Based on an idea from colleague Rachel Becker Warner, Psy.D., Berg and Ashley Finch, an artist and communications associate at the NCGSH, created a set of two-dimensional dolls that kids can use to represent themselves by layering on different hairstyles, clothing, and accessories, as well as internal reproductive organs and external genitalia. These additions of reproductive organs and genitalia are key, Berg explains, and they make these dolls unique.

“It’s really important to address the belief, ‘I’m not a “real” boy because I don’t have these private parts,’ versus, ‘I am a real boy, whatever my anatomy looks like,’” Berg says. “It’s about helping children develop tools to cope with messages in society that could lead to shame.”

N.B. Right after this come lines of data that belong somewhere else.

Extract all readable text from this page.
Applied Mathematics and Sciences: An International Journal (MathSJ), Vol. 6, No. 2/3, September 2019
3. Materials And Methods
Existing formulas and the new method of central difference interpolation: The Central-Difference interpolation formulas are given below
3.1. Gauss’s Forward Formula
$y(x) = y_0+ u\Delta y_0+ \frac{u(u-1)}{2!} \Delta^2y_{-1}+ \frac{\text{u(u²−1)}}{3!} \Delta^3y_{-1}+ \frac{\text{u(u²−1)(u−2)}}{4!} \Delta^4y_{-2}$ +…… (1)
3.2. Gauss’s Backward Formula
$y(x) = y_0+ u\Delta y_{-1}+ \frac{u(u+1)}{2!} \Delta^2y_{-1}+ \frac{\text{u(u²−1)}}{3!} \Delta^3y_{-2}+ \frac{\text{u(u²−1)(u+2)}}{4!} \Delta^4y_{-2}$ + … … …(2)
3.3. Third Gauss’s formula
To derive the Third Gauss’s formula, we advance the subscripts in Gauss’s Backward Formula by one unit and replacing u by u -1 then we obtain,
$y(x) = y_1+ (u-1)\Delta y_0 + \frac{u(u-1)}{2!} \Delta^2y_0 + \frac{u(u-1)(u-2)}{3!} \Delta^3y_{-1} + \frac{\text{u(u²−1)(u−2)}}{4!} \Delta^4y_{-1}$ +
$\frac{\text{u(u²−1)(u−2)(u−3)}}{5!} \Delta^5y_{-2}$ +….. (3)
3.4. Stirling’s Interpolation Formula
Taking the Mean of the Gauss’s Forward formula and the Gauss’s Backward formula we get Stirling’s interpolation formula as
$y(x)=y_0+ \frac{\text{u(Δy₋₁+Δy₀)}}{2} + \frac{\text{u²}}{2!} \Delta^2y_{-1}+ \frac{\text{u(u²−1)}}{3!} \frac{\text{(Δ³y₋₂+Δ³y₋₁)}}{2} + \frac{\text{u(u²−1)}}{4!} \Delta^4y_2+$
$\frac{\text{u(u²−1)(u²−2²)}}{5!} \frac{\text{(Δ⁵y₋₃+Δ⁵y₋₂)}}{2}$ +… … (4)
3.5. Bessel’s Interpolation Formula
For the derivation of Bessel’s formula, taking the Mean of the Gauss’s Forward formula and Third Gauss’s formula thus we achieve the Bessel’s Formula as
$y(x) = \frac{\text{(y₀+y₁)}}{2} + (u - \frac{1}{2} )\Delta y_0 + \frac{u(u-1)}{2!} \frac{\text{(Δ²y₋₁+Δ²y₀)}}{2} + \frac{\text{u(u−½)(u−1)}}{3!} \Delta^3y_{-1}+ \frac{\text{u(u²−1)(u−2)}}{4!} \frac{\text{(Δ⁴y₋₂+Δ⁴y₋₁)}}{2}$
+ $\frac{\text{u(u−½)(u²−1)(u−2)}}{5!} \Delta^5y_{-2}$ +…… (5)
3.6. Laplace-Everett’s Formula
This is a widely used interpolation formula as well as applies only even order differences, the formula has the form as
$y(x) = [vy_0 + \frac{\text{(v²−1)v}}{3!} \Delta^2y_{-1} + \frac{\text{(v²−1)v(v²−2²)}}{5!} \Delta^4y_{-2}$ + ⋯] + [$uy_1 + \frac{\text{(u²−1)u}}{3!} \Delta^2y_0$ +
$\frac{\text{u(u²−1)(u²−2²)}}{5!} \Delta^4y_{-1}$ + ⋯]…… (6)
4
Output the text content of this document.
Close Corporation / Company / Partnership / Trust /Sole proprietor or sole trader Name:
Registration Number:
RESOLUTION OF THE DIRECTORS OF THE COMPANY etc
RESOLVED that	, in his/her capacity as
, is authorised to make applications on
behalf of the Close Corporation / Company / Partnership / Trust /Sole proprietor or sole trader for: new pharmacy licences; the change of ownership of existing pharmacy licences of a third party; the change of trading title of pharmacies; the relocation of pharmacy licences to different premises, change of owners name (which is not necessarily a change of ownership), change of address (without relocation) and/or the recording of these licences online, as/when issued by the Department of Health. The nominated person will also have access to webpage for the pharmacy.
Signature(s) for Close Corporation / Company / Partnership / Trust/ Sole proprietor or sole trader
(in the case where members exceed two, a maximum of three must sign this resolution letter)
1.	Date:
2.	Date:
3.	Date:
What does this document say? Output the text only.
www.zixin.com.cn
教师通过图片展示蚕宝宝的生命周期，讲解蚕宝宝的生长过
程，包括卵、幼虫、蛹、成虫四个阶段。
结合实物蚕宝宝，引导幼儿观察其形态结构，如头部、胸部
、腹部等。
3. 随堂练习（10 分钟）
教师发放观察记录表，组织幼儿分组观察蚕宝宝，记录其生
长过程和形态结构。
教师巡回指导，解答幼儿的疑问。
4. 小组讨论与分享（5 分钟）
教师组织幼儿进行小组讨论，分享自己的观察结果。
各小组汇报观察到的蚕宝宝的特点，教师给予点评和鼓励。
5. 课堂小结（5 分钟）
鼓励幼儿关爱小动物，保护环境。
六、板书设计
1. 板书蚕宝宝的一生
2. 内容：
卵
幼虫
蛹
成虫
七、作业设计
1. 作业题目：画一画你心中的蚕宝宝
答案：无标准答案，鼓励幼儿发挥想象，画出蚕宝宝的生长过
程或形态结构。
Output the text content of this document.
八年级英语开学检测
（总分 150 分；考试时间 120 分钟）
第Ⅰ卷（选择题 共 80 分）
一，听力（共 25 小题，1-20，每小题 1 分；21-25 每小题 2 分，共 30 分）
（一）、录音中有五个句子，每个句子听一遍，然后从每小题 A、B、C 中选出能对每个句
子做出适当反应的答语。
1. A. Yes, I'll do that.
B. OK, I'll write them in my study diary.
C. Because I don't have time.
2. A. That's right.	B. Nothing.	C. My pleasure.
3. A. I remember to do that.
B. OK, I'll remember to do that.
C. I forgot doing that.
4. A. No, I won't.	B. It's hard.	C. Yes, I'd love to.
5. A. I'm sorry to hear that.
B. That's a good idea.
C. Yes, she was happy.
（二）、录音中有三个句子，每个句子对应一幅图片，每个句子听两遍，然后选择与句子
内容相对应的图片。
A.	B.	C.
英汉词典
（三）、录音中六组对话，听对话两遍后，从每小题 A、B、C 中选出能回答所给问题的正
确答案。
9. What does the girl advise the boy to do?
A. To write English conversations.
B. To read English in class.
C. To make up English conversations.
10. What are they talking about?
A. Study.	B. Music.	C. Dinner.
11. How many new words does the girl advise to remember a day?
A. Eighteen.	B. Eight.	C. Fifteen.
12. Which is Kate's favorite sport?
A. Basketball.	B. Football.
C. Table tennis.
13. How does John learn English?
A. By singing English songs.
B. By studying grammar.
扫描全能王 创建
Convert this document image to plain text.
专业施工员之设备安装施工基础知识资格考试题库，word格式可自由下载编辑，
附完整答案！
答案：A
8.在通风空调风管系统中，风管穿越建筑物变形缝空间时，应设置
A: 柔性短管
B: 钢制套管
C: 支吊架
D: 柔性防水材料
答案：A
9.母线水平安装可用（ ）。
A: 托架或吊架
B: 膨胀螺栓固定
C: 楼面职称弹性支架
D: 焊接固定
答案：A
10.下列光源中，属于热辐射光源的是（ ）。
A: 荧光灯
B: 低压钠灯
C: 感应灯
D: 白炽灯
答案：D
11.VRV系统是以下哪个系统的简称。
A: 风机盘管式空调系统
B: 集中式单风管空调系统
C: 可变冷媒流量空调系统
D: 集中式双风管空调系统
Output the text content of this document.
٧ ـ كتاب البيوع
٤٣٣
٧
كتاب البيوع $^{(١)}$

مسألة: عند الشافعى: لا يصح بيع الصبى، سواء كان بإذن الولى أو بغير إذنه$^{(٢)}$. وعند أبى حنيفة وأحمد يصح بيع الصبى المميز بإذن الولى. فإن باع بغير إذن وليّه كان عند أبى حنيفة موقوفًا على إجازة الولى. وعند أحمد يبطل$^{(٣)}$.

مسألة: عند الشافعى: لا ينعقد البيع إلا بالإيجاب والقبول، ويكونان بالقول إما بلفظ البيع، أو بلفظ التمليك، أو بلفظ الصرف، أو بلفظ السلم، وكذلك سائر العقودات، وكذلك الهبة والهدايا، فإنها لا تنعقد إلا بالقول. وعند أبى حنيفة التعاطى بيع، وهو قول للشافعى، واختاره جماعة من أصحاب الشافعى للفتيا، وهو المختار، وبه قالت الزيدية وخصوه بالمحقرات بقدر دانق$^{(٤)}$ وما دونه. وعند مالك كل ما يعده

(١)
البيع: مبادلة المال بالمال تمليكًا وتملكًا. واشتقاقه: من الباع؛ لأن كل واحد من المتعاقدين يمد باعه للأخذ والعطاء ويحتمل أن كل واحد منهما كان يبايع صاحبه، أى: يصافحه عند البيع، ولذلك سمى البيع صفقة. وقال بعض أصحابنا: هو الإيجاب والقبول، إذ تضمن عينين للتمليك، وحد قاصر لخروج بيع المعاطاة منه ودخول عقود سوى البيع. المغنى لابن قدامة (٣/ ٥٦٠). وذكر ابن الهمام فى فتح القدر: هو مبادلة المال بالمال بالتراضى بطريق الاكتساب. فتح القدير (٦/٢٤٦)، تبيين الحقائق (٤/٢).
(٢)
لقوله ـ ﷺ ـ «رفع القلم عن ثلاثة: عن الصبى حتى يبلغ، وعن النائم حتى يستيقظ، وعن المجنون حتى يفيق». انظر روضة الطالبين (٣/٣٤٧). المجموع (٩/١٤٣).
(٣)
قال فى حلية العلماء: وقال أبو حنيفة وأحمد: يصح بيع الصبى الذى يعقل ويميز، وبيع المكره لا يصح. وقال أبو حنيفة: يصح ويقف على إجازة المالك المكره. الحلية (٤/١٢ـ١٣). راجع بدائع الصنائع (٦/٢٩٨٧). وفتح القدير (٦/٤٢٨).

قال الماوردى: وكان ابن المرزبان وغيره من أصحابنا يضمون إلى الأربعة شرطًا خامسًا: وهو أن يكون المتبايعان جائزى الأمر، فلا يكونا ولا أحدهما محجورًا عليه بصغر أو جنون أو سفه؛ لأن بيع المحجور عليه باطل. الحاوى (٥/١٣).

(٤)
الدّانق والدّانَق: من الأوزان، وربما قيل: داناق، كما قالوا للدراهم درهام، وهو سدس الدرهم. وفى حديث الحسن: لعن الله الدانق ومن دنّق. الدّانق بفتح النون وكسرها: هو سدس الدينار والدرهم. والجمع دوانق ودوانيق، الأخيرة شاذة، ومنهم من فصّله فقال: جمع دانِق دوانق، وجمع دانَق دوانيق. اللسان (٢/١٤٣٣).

Postdoctoral fellow Ben Parchem, Ph.D., who holds the Randi and Fred Ettner Fellowship in Transgender Health, recently started sharing the MyGender Dolls with his young patients.

“It made talking about gender fun, helped them realize all the different options that exist for who they can be—regardless of their body parts—and increased their comfort with discussing their own feelings about their body with their parents,” he says. 

Therapist Elizabeth Panetta, M.S.W., has also found the MyGender Dolls valuable in their work with kids.

“We were able to explore and brainstorm not just what our bodies are able to do now but what we want our bodies to do and look like in the future,” they say. “We also were able to talk about private parts without it feeling too serious or clinical.”

VIDEO PRODUCED BY THE NATIONAL CENTER FOR GENDER SPECTRUM HEALTH, U OF M INSTITUTE FOR SEXUAL AND GENDER HEALTH

These interactions are rooted in the Gender Affirmative Lifespan Approach, also developed at the NCGSH, which emphasizes a nonpathologizing view of gender health. This approach is designed to counteract the internalization of stigma and improve health outcomes for trans and gender-diverse people by cultivating gender literacy, increasing resilience, expanding beyond gender binary limits, providing access to medical care, and setting the groundwork for pleasure-oriented positive sexuality.

A grant from the California Institute of Contemporary Art funded the MyGender Dolls prototypes. Berg and team are now in search of additional funding to conduct focus groups for gender-creative kids and their caregivers that will help them develop research-driven guidelines for how therapists can use the dolls in a gender-competent way.

Elevating the work of trans-identified designers like Finch is among the project’s goals as well.

“I think everyone should be learning that there’s diversity in gender identity and that what makes you ‘real’ is not what your body parts are,” Berg says, “but how you think and feel.”